Hard to explain timeout errors

Hello,

We’re running a fairly small (in terms of traffic / volume) python app on Heroku.
It uses pymongo 4.6.3 with mongoengine 0.28.2 on top to connect to an M10 Atlas cluster.

We’re facing a tough problem with regularly occurring (at least daily) episodes of queries timing out. All the server metrics are super-happy, show hardly any sweat, query insights shows max latencies in tens of ms. Yet, we start seeing errors like these pop up

pymongo.errors.ExecutionTimeout: operation would exceed time limit, remaining timeout:-1.55924 <= network round trip time:0.00538  (configured timeouts: timeoutMS: 10000.0ms, connectTimeoutMS: 3000.0ms), full error: {'ok': 0, 'errmsg': 'operation would exceed time limit, remaining timeout:-1.55924 <= network round trip time:0.00538  (configured timeouts: timeoutMS: 10000.0ms, connectTimeoutMS: 3000.0ms)', 'code': 50}

which are eventually followed by

pymongo.errors.NetworkTimeout: duckbill-prod-a9f81d6-shard-00-02.j73pa.mongodb.net:27017: timed out (configured timeouts: timeoutMS: 10000.0ms, connectTimeoutMS: 3000.0ms)

and/or

pymongo.errors.WaitQueueTimeoutError: Timed out while checking out a connection from connection pool. maxPoolSize: 100, timeout: 10.0

We had a few support cases open but the response is always

  • these are “network issues” (duh), and
  • setup VPC peering (we’d love to but it’s super expensive on Heroku)

Here are the MongoClient connection options for the reference:

        w='majority',
        read_preference=ReadPreference.PRIMARY_PREFERRED,
        connectTimeoutMS=3_000,
        socketTimeoutMS=20_000,
        timeoutMS=10_000,
        maxIdleTimeMS=600_000,
        minPoolSize=5

Perhaps somebody here is also running on Heroku?

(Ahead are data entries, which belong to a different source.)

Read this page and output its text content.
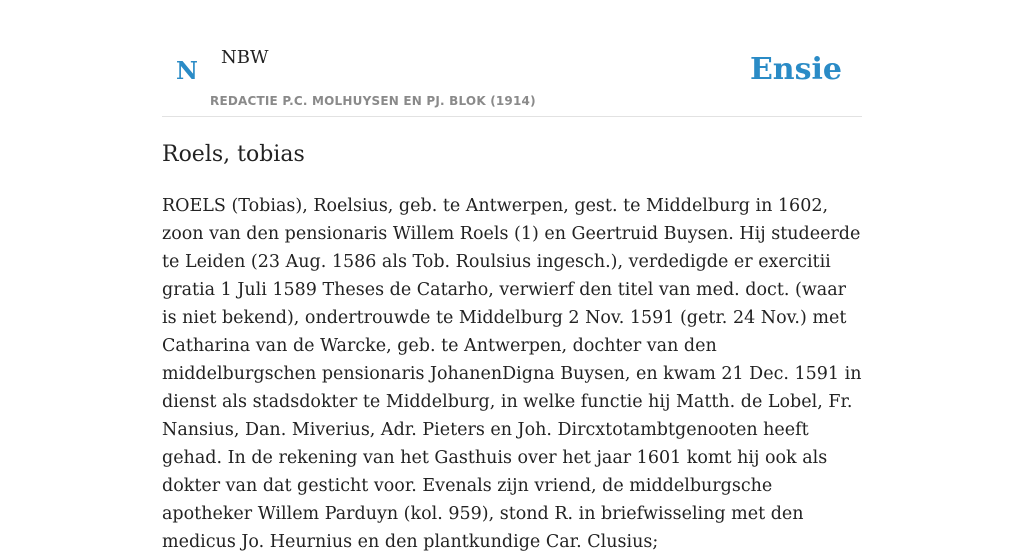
N NBW
REDACTIE P.C. MOLHUYSEN EN PJ. BLOK (1914)
Ensie
Roels, tobias

ROELS (Tobias), Roelsius, geb. te Antwerpen, gest. te Middelburg in 1602, zoon van den pensionaris Willem Roels (1) en Geertruid Buysen. Hij studeerde te Leiden (23 Aug. 1586 als Tob. Roulsius ingesch.), verdedigde er exercitii gratia 1 Juli 1589 Theses de Catarho, verwierf den titel van med. doct. (waar is niet bekend), ondertrouwde te Middelburg 2 Nov. 1591 (getr. 24 Nov.) met Catharina van de Warcke, geb. te Antwerpen, dochter van den middelburgschen pensionaris JohanenDigna Buysen, en kwam 21 Dec. 1591 in dienst als stadsdokter te Middelburg, in welke functie hij Matth. de Lobel, Fr. Nansius, Dan. Miverius, Adr. Pieters en Joh. Dircxtotambtgenooten heeft gehad. In de rekening van het Gasthuis over het jaar 1601 komt hij ook als dokter van dat gesticht voor. Evenals zijn vriend, de middelburgsche apotheker Willem Parduyn (kol. 959), stond R. in briefwisseling met den medicus Jo. Heurnius en den plantkundige Car. Clusius;
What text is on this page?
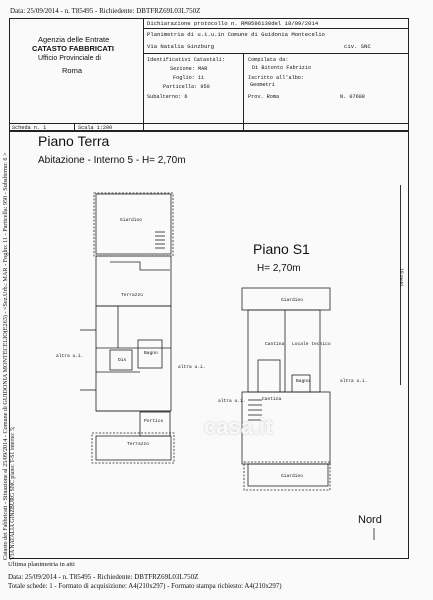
Data: 25/09/2014 - n. T85495 - Richiedente: DBTFRZ69L03L750Z
Agenzia delle Entrate
CATASTO FABBRICATI
Ufficio Provinciale di
Roma
Dichiarazione protocollo n. RM0596130del 18/09/2014
Planimetria di u.i.u.in Comune di Guidonia Montecelio
Via Natalia Ginzburg	civ. SNC
Identificativi Catastali:
Sezione: MAR
Foglio: 11
Particella: 950
Subalterno: 6
Compilata da:
Di Bitonto Fabrizio
Iscritto all'albo:
Geometri
Prov. Roma	N. 07608
Scheda n. 1	Scala 1:200
Catasto dei Fabbricati - Situazione al 25/09/2014 - Comune di GUIDONIA MONTECELIO(E263) - <Sez.Urb.: MAR - Foglio: 11 - Particella: 950 - Subalterno: 6 > VIA NATALIA GINZBURG SNC piano: T-S1 interno: 5;
Piano Terra
Abitazione - Interno 5 - H= 2,70m
Piano S1
H= 2,70m
Nord
10 metri
Giardino
Terrazzo
Dis
Bagno
Portico
Terrazzo
altra u.i.
altra u.i.
Giardino
Cantina Locale tecnico
Cantina
Bagno
Giardino
altra u.i.
altra u.i.
casa.it
Ultima planimetria in atti
Data: 25/09/2014 - n. T85495 - Richiedente: DBTFRZ69L03L750Z
Totale schede: 1 - Formato di acquisizione: A4(210x297) - Formato stampa richiesto: A4(210x297)
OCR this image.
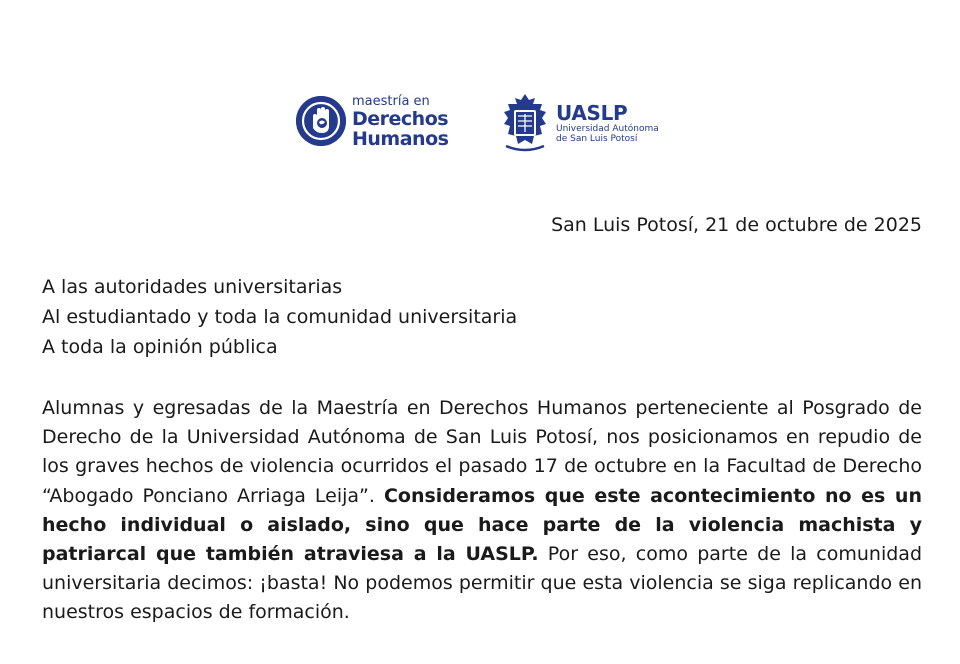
maestría en
Derechos
Humanos
UASLP
Universidad Autónoma
de San Luis Potosí
San Luis Potosí, 21 de octubre de 2025
A las autoridades universitarias
Al estudiantado y toda la comunidad universitaria
A toda la opinión pública
Alumnas y egresadas de la Maestría en Derechos Humanos perteneciente al Posgrado de Derecho de la Universidad Autónoma de San Luis Potosí, nos posicionamos en repudio de los graves hechos de violencia ocurridos el pasado 17 de octubre en la Facultad de Derecho “Abogado Ponciano Arriaga Leija”. Consideramos que este acontecimiento no es un hecho individual o aislado, sino que hace parte de la violencia machista y patriarcal que también atraviesa a la UASLP. Por eso, como parte de la comunidad universitaria decimos: ¡basta! No podemos permitir que esta violencia se siga replicando en nuestros espacios de formación.
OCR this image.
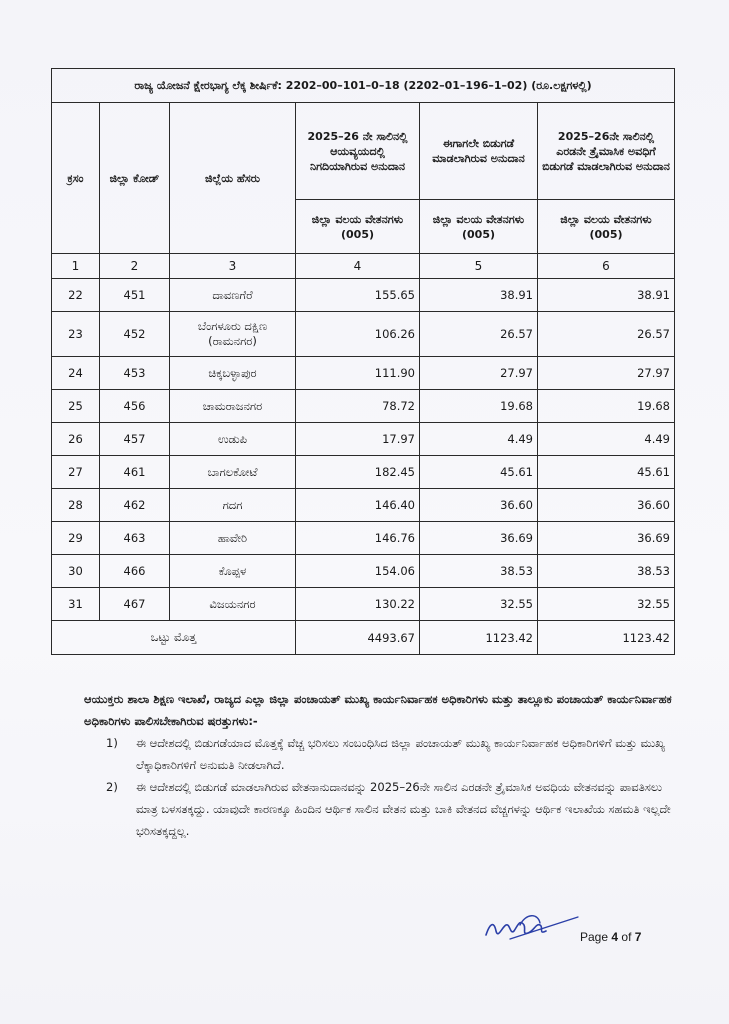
ರಾಜ್ಯ ಯೋಜನೆ ಕ್ಷೇರಭಾಗ್ಯ ಲೆಕ್ಕ ಶೀರ್ಷಿಕೆ: 2202–00–101–0–18 (2202–01–196–1–02) (ರೂ.ಲಕ್ಷಗಳಲ್ಲಿ)					
ಕ್ರಸಂ	ಜಿಲ್ಲಾ ಕೋಡ್	ಜಿಲ್ಲೆಯ ಹೆಸರು	2025–26 ನೇ ಸಾಲಿನಲ್ಲಿ ಆಯವ್ಯಯದಲ್ಲಿ ನಿಗದಿಯಾಗಿರುವ ಅನುದಾನ	ಈಗಾಗಲೇ ಬಿಡುಗಡೆ ಮಾಡಲಾಗಿರುವ ಅನುದಾನ	2025–26ನೇ ಸಾಲಿನಲ್ಲಿ ಎರಡನೇ ತ್ರೈಮಾಸಿಕ ಅವಧಿಗೆ ಬಿಡುಗಡೆ ಮಾಡಲಾಗಿರುವ ಅನುದಾನ
			ಜಿಲ್ಲಾ ವಲಯ ವೇತನಗಳು (005)	ಜಿಲ್ಲಾ ವಲಯ ವೇತನಗಳು (005)	ಜಿಲ್ಲಾ ವಲಯ ವೇತನಗಳು (005)
1	2	3	4	5	6
22	451	ದಾವಣಗೆರೆ	155.65	38.91	38.91
23	452	ಬೆಂಗಳೂರು ದಕ್ಷಿಣ (ರಾಮನಗರ)	106.26	26.57	26.57
24	453	ಚಿಕ್ಕಬಳ್ಳಾಪುರ	111.90	27.97	27.97
25	456	ಚಾಮರಾಜನಗರ	78.72	19.68	19.68
26	457	ಉಡುಪಿ	17.97	4.49	4.49
27	461	ಬಾಗಲಕೋಟೆ	182.45	45.61	45.61
28	462	ಗದಗ	146.40	36.60	36.60
29	463	ಹಾವೇರಿ	146.76	36.69	36.69
30	466	ಕೊಪ್ಪಳ	154.06	38.53	38.53
31	467	ವಿಜಯನಗರ	130.22	32.55	32.55
ಒಟ್ಟು ಮೊತ್ತ			4493.67	1123.42	1123.42

ಆಯುಕ್ತರು ಶಾಲಾ ಶಿಕ್ಷಣ ಇಲಾಖೆ, ರಾಜ್ಯದ ಎಲ್ಲಾ ಜಿಲ್ಲಾ ಪಂಚಾಯತ್ ಮುಖ್ಯ ಕಾರ್ಯನಿರ್ವಾಹಕ ಅಧಿಕಾರಿಗಳು ಮತ್ತು ತಾಲ್ಲೂಕು ಪಂಚಾಯತ್ ಕಾರ್ಯನಿರ್ವಾಹಕ ಅಧಿಕಾರಿಗಳು ಪಾಲಿಸಬೇಕಾಗಿರುವ ಷರತ್ತುಗಳು:-

1) ಈ ಆದೇಶದಲ್ಲಿ ಬಿಡುಗಡೆಯಾದ ಮೊತ್ತಕ್ಕೆ ವೆಚ್ಚ ಭರಿಸಲು ಸಂಬಂಧಿಸಿದ ಜಿಲ್ಲಾ ಪಂಚಾಯತ್ ಮುಖ್ಯ ಕಾರ್ಯನಿರ್ವಾಹಕ ಅಧಿಕಾರಿಗಳಿಗೆ ಮತ್ತು ಮುಖ್ಯ ಲೆಕ್ಕಾಧಿಕಾರಿಗಳಿಗೆ ಅನುಮತಿ ನೀಡಲಾಗಿದೆ.
2) ಈ ಆದೇಶದಲ್ಲಿ ಬಿಡುಗಡೆ ಮಾಡಲಾಗಿರುವ ವೇತನಾನುದಾನವನ್ನು 2025–26ನೇ ಸಾಲಿನ ಎರಡನೇ ತ್ರೈಮಾಸಿಕ ಅವಧಿಯ ವೇತನವನ್ನು ಪಾವತಿಸಲು ಮಾತ್ರ ಬಳಸತಕ್ಕದ್ದು. ಯಾವುದೇ ಕಾರಣಕ್ಕೂ ಹಿಂದಿನ ಆರ್ಥಿಕ ಸಾಲಿನ ವೇತನ ಮತ್ತು ಬಾಕಿ ವೇತನದ ವೆಚ್ಚಗಳನ್ನು ಆರ್ಥಿಕ ಇಲಾಖೆಯ ಸಹಮತಿ ಇಲ್ಲದೇ ಭರಿಸತಕ್ಕದ್ದಲ್ಲ.
Page 4 of 7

Have you ever faced similar issues?
Any general / directional troubleshooting recommendations?

Thank you!

1 Like

These errors occur when a pymongo operation (like find_one(), insert_one(), etc…) exceeds the timeoutMS. When these errors occur do they correspond with server maintenance events like rolling restarts or election of a new primary?

It would be great if you could enable debug logging in pymongo so we can trace the lifecycle of one of these failing operations. Note that logging was added in pymongo 4.7.0: Logging - PyMongo Driver - MongoDB Docs

1 Like

Thanks for sharing. Timeout issues despite healthy metrics can be frustrating—curious to see if it’s a network latency issue or something with connection pooling.